Chicago Union Station now often operates close to capacity. Continuing growth in both commuter rail service and Amtrak long distance and intercity passenger rail service, combined with the potential for future growth in high-speed intercity passenger rail, has compelled the City of Chicago and affected railroads to consider future options for accommodating further growth in station traffic.
Chicago Union Station (CUS) is one of the region’s key transportation facilities and economic drivers. It is the third-busiest railroad terminal in the United States, serving over 300 trains per weekday carrying about 120,000 arriving and departing passengers – a level of passenger traffic that would rank it among the ten busiest airports in the U.S. Most travelers at CUS take Metra commuter trains. The Station is also the hub of Amtrak’s network of regional trains serving the Midwest as well as most of the nation’s overnight trains, which connect to the Atlantic, Gulf, and Pacific coasts. Today’s Station originally opened in 1925, and significant alterations were made to the Concourse level, located east of Canal Street, in 1970. Most passenger station activities today take place in the Concourse. Soon after Amtrak was established in 1971, it concentrated all intercity passenger train operations in Chicago at Union Station. Amtrak gained ownership of Chicago Union Station in 1984 and completed a major re-modeling in 1992. Amtrak is planning further improvements to both the Concourse and the headhouse in 2012 and beyond. CDOT’s planning efforts will assist Amtrak in preparing for these improvements.

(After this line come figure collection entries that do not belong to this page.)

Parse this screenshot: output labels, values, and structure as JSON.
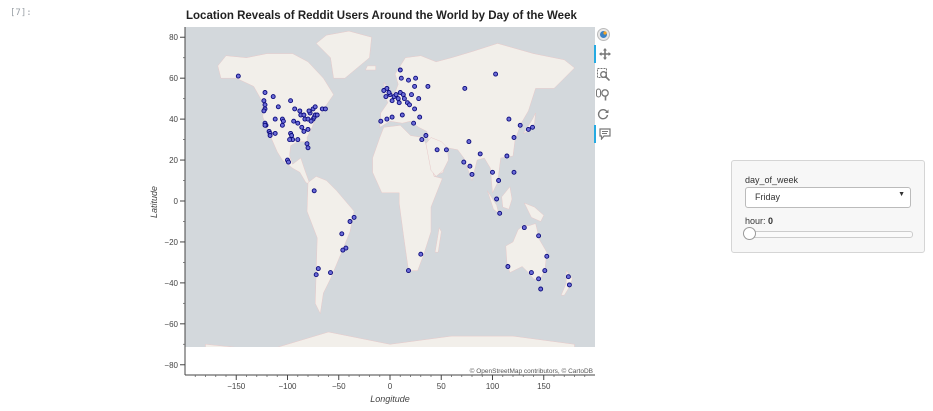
{
  "cell_prompt": "[7]:",
  "toolbar": {
    "icons": [
      "bokeh-logo-icon",
      "pan-icon",
      "box-zoom-icon",
      "wheel-zoom-icon",
      "reset-icon",
      "hover-icon"
    ]
  },
  "widget": {
    "select_label": "day_of_week",
    "select_value": "Friday",
    "slider_label": "hour: ",
    "slider_value": "0",
    "slider_fraction": 0
  },
  "chart_data": {
    "type": "scatter",
    "title": "Location Reveals of Reddit Users Around the World by Day of the Week",
    "xlabel": "Longitude",
    "ylabel": "Latitude",
    "xlim": [
      -200,
      200
    ],
    "ylim": [
      -85,
      85
    ],
    "xticks": [
      -150,
      -100,
      -50,
      0,
      50,
      100,
      150
    ],
    "yticks": [
      80,
      60,
      40,
      20,
      0,
      -20,
      -40,
      -60,
      -80
    ],
    "grid": false,
    "attribution": "© OpenStreetMap contributors, © CartoDB",
    "colors": {
      "point_fill": "#6b6bd6",
      "point_edge": "#0a0a7a",
      "land": "#f2efea",
      "ocean": "#d3d8dc"
    },
    "points": [
      [
        -148,
        61
      ],
      [
        -123,
        49
      ],
      [
        -122,
        47
      ],
      [
        -122,
        45
      ],
      [
        -123,
        44
      ],
      [
        -122,
        38
      ],
      [
        -121,
        37
      ],
      [
        -122,
        37
      ],
      [
        -118,
        34
      ],
      [
        -117,
        33
      ],
      [
        -117,
        32
      ],
      [
        -112,
        33
      ],
      [
        -112,
        40
      ],
      [
        -105,
        40
      ],
      [
        -104,
        39
      ],
      [
        -105,
        37
      ],
      [
        -95,
        30
      ],
      [
        -97,
        33
      ],
      [
        -96,
        32
      ],
      [
        -98,
        30
      ],
      [
        -87,
        42
      ],
      [
        -88,
        44
      ],
      [
        -84,
        42
      ],
      [
        -83,
        40
      ],
      [
        -80,
        40
      ],
      [
        -78,
        43
      ],
      [
        -75,
        40
      ],
      [
        -74,
        41
      ],
      [
        -73,
        42
      ],
      [
        -71,
        42
      ],
      [
        -77,
        39
      ],
      [
        -80,
        35
      ],
      [
        -84,
        34
      ],
      [
        -81,
        28
      ],
      [
        -80,
        26
      ],
      [
        -90,
        30
      ],
      [
        -93,
        45
      ],
      [
        -94,
        39
      ],
      [
        -90,
        38
      ],
      [
        -86,
        36
      ],
      [
        -79,
        44
      ],
      [
        -75,
        45
      ],
      [
        -73,
        46
      ],
      [
        -66,
        45
      ],
      [
        -63,
        45
      ],
      [
        -100,
        20
      ],
      [
        -99,
        19
      ],
      [
        -114,
        51
      ],
      [
        -122,
        53
      ],
      [
        -109,
        46
      ],
      [
        -97,
        49
      ],
      [
        -74,
        5
      ],
      [
        -43,
        -23
      ],
      [
        -47,
        -16
      ],
      [
        -58,
        -35
      ],
      [
        -70,
        -33
      ],
      [
        -39,
        -10
      ],
      [
        -35,
        -8
      ],
      [
        -46,
        -24
      ],
      [
        -72,
        -36
      ],
      [
        -3,
        40
      ],
      [
        -9,
        39
      ],
      [
        2,
        41
      ],
      [
        -4,
        51
      ],
      [
        0,
        52
      ],
      [
        -1,
        53
      ],
      [
        -3,
        55
      ],
      [
        -6,
        54
      ],
      [
        2,
        49
      ],
      [
        4,
        51
      ],
      [
        6,
        52
      ],
      [
        8,
        50
      ],
      [
        10,
        53
      ],
      [
        9,
        48
      ],
      [
        13,
        52
      ],
      [
        17,
        48
      ],
      [
        14,
        50
      ],
      [
        12,
        42
      ],
      [
        19,
        47
      ],
      [
        21,
        52
      ],
      [
        11,
        60
      ],
      [
        18,
        59
      ],
      [
        25,
        60
      ],
      [
        10,
        64
      ],
      [
        24,
        56
      ],
      [
        23,
        38
      ],
      [
        29,
        41
      ],
      [
        37,
        56
      ],
      [
        24,
        45
      ],
      [
        28,
        50
      ],
      [
        31,
        30
      ],
      [
        30,
        -26
      ],
      [
        18,
        -34
      ],
      [
        35,
        32
      ],
      [
        46,
        25
      ],
      [
        55,
        25
      ],
      [
        72,
        19
      ],
      [
        77,
        29
      ],
      [
        80,
        13
      ],
      [
        88,
        23
      ],
      [
        78,
        17
      ],
      [
        100,
        14
      ],
      [
        104,
        1
      ],
      [
        106,
        10
      ],
      [
        114,
        22
      ],
      [
        116,
        40
      ],
      [
        121,
        31
      ],
      [
        127,
        37
      ],
      [
        139,
        36
      ],
      [
        135,
        35
      ],
      [
        121,
        14
      ],
      [
        107,
        -6
      ],
      [
        151,
        -34
      ],
      [
        145,
        -38
      ],
      [
        153,
        -27
      ],
      [
        115,
        -32
      ],
      [
        138,
        -35
      ],
      [
        147,
        -43
      ],
      [
        175,
        -41
      ],
      [
        174,
        -37
      ],
      [
        131,
        -13
      ],
      [
        103,
        62
      ],
      [
        73,
        55
      ],
      [
        145,
        -17
      ]
    ]
  }
}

The Master Plan Study has identified potential ideas for adding tracks and platforms, as well as possible opportunities for improving passenger flows. Short, medium, and long-term opportunities have been identified ranging from re-purposing platforms originally designed for handling mail, to better connections to other rail and transit services, to the construction of new multilevel subways.
The Final Report of the first stage of the Study was issued in May, 2012 and is available for download at the link on the right side of this page and the “Reports” tab above.
The second stage of the Study started in December, 2012. This work will include three key components:
1) A train operations simulation model of existing and possible future conditions at Chicago Union Station (CUS)
2) A pedestrian flow model of existing and possible future conditions within CUS’s passenger areas
3) A street traffic simulation model of existing and possible future conditions on 40 blocks surrounding CUS
The goal of this stage of the Study will be to establish a robust technical case for implementing the Stage 1 Study’s “medium term” recommendations as soon as possible, and it will determine just how much capacity (i.e., how many years of growth) these improvements are likely to accommodate.
It is anticipated that this stage of the Study will be completed in mid 2014. Work products will be posted to the website as they are approved.